We received another gift in a weekend filled with the most beautiful weather we have had since spring. After months of humidity and temperatures in the upper 80s and 90s, we saw three consecutive days of sun, blue skies, cool breezes, and temperatures in the 70s. After coming home from work on Friday, I read and relaxed in the sun for a while and then went for a jog. Later, after a special birthday dinner that she had prepared, Lisa joined me for a walk in the park. On Saturday, after another walk and a little yard work, we left Laurinburg and drove to the larger community of Aberdeen, Southern Pines, and Pinehurst, where we found a little more entertainment than is available in Laurinburg. We had lunch, and then Lisa, knowing just how to make her new 30-year-old feel like a kid again, took me to a batting cage to hit baseballs for the first time in a long while. I had a blast. Next, we went for a stroll in Pinehurst Village, a tidy, charming area of shops and homes near the famous Pinehurst golf resort. The homes and especially their manicured, gorgeously landscaped yards interested us more than the shops, and we spent a half-hour or so walking through this three-dimensional magazine before stopping for an ice cream soda. Before heading home, we stopped by the Sandhills Community College campus, which I had heard was beautiful, and found one of the best-kept secrets in the Sandhills part of North Carolina, if not the entire state. The Sandhills Horticultural Gardens, maintained by the students and faculty of the college's landscaping school, are a wonderful treat for gardeners such as Lisa, as well as for anyone who enjoys natural beauty. We spent about an hour walking through acres of flowers, trees, creeks, and arbors, all carefully arranged according to plan. There is, for example, a fruit and vegetable garden, where we found grape vines, blackberry bushes, and plants growing tomatoes, corn, and peppers. The hillside garden is a peaceful area of vegetation around a rocky stream, and the wetlands trail winds through trees, water, and lush greenery. My favorite is the Sir Walter Raleigh Garden, an English landscape garden as elegant in its beauty and orderliness as anything we have seen in Williamsburg, Virginia, or Charleston, South Carolina. We're eager to return to the gardens with guests, not only to revisit these areas, but to see the several that we didn't see this time, including the conifer, holly, succulent, and azalea gardens.

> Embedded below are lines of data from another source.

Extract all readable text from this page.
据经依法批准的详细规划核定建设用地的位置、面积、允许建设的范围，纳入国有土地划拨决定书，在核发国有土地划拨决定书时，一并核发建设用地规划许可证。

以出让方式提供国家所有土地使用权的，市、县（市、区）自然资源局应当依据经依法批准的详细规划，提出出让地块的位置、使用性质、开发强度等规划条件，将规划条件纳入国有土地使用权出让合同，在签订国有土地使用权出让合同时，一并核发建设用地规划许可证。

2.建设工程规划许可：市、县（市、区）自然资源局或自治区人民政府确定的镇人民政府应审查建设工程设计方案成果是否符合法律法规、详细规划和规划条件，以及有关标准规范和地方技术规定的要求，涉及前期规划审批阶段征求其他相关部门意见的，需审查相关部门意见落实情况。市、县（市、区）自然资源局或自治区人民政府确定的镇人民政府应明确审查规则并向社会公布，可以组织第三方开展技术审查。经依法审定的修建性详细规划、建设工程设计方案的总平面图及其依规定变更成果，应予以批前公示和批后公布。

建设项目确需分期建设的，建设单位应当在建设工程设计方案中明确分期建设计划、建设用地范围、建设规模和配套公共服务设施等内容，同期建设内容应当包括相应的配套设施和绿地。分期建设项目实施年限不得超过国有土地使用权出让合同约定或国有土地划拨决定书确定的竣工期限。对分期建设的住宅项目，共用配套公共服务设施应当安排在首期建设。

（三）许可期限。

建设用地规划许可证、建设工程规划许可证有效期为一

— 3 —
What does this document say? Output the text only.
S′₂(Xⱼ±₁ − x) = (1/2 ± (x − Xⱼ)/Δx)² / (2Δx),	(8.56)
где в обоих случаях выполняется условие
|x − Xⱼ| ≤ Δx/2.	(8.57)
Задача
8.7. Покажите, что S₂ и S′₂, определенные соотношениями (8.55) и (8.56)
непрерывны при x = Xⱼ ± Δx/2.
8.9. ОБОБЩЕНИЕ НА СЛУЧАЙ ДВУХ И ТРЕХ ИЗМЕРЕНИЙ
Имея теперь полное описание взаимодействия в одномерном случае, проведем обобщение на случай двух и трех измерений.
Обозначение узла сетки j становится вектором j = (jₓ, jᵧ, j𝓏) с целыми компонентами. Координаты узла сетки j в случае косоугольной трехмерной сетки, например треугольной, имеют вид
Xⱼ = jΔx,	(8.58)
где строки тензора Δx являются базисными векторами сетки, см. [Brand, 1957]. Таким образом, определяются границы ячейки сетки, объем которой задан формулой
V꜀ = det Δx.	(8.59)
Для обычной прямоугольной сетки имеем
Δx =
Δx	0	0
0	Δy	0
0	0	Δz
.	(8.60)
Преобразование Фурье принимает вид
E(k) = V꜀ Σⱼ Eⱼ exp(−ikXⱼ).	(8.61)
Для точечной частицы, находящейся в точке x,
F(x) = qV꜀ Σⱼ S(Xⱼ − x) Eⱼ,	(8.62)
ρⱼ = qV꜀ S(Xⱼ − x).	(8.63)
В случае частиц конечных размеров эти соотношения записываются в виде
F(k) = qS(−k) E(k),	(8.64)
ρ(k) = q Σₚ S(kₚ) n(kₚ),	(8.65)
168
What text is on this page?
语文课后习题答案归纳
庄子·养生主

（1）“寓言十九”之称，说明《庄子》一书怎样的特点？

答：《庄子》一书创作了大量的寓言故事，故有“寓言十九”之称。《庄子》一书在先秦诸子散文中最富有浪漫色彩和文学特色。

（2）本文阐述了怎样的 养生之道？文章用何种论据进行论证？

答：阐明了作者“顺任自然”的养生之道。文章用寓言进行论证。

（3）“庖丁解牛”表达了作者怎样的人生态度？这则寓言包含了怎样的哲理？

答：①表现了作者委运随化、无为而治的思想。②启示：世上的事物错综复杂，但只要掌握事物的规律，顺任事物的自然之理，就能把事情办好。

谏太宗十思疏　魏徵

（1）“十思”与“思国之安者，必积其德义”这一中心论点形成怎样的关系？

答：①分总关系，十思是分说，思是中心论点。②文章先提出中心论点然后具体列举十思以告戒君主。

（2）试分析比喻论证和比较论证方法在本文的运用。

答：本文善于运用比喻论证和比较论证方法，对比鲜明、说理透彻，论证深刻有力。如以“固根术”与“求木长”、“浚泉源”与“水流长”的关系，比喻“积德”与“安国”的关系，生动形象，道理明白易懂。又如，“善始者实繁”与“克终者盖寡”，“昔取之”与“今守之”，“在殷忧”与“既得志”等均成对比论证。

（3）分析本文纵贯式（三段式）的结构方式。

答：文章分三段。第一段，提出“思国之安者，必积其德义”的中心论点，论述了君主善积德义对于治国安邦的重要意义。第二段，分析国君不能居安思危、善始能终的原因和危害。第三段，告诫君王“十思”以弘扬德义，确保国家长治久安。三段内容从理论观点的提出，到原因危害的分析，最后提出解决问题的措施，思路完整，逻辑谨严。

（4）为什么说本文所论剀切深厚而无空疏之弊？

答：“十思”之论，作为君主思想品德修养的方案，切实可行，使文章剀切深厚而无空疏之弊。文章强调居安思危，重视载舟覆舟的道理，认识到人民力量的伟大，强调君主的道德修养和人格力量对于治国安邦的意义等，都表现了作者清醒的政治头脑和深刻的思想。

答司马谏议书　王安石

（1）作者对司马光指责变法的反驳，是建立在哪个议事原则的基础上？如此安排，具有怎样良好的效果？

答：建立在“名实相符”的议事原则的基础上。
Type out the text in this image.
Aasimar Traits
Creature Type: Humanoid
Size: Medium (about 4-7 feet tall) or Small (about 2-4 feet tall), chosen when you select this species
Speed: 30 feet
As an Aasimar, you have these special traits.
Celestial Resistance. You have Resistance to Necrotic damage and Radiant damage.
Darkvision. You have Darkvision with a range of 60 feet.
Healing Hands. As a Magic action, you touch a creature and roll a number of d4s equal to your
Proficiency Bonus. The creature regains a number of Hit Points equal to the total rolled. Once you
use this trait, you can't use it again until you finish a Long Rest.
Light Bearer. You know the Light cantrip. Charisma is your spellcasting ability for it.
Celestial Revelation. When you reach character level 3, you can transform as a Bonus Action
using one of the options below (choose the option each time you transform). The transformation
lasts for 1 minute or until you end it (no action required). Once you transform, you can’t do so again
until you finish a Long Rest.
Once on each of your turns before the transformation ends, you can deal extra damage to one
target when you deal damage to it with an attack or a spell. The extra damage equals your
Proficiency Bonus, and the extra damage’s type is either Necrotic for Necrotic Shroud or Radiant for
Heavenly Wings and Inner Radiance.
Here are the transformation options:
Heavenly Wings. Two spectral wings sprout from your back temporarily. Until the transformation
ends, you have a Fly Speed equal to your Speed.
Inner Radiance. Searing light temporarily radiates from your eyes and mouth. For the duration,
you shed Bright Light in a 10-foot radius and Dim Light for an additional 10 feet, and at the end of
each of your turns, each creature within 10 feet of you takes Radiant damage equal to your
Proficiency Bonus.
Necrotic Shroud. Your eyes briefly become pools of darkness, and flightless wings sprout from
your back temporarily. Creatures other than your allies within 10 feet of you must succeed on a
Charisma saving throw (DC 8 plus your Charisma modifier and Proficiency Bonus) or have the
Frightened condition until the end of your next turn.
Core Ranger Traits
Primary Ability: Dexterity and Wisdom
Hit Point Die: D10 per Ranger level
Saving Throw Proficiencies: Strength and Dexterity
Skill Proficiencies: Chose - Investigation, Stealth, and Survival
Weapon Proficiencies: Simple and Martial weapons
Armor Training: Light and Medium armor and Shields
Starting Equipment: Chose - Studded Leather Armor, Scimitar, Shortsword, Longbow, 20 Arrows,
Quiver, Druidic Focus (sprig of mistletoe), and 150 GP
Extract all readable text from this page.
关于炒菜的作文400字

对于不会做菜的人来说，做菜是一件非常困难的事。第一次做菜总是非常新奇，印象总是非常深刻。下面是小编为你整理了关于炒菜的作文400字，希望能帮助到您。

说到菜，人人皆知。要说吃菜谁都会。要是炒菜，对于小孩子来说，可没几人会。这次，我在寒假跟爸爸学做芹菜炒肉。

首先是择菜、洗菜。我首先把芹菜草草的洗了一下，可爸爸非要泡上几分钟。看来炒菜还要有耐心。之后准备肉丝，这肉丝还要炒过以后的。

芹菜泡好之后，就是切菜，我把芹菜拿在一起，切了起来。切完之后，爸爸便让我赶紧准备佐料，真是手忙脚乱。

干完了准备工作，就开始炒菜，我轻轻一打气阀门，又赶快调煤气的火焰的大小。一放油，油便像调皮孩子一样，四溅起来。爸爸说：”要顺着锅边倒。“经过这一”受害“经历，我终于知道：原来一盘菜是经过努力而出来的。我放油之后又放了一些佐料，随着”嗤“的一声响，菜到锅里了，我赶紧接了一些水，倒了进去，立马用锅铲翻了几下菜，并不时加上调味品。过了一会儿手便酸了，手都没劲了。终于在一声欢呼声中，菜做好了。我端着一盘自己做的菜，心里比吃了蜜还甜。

On Sunday, another beautiful day, we babecued some ribs and ate them with our friend Jamey Henderson, who came to visit us from Fayetteville, where he is stationed with the 82nd Airborne. One of my former students, Jamey helped us move into our house in Laurinburg and has been a great friend ever since. Still feeling a little isolated down here in our new neighborhood, where our immediate neighbors have been collecting Social Security since we were in diapers, we were glad to be able to spend an afternoon with someone whose CDs come with lyrics, not interest rates.

Indiana Comes to Carolina

September: We love North Carolina, but we miss Indiana from time to time, especially Bloomington and our alma mater, Indiana University. In our whirlwind tour of the Hoosier State last month, we didn't get to IU to get our dose of the Indiana Memorial Union, the beautiful campus, downtown, and our favorite restaurants. Even though we didn't go to IU, however, IU came to us this year when the Hoosier football team came to Kenan Stadium in Chapel Hill to play the Carolina Tar Heels. One of my college buddies, Pete Amstutz, got some tickets, and Lisa and I joined him and his girlfriend, Bridget Fitzpatrick, for the game. Because Pete bought the tickets from IU, we sat in the Indiana section, where the panorama of red and white and the general Hoosier hoopla made me feel a little nostalgic. More passionate about the school and the campus than its sports, I was happy to wear my Indiana ballcap and experience this nostalgia, but I didn't feel especially torn over the question of whether to root for the Hoosiers or my more recent alma mater, Carolina. In fact, I suspect Lisa and I confused some of our neighbors by politely cheering for both teams. We were happy that both teams played well and--we admit it--happy that Carolina won, 23-6. With a little luck, maybe we will see another battle of the alma maters in March on a wooden floor.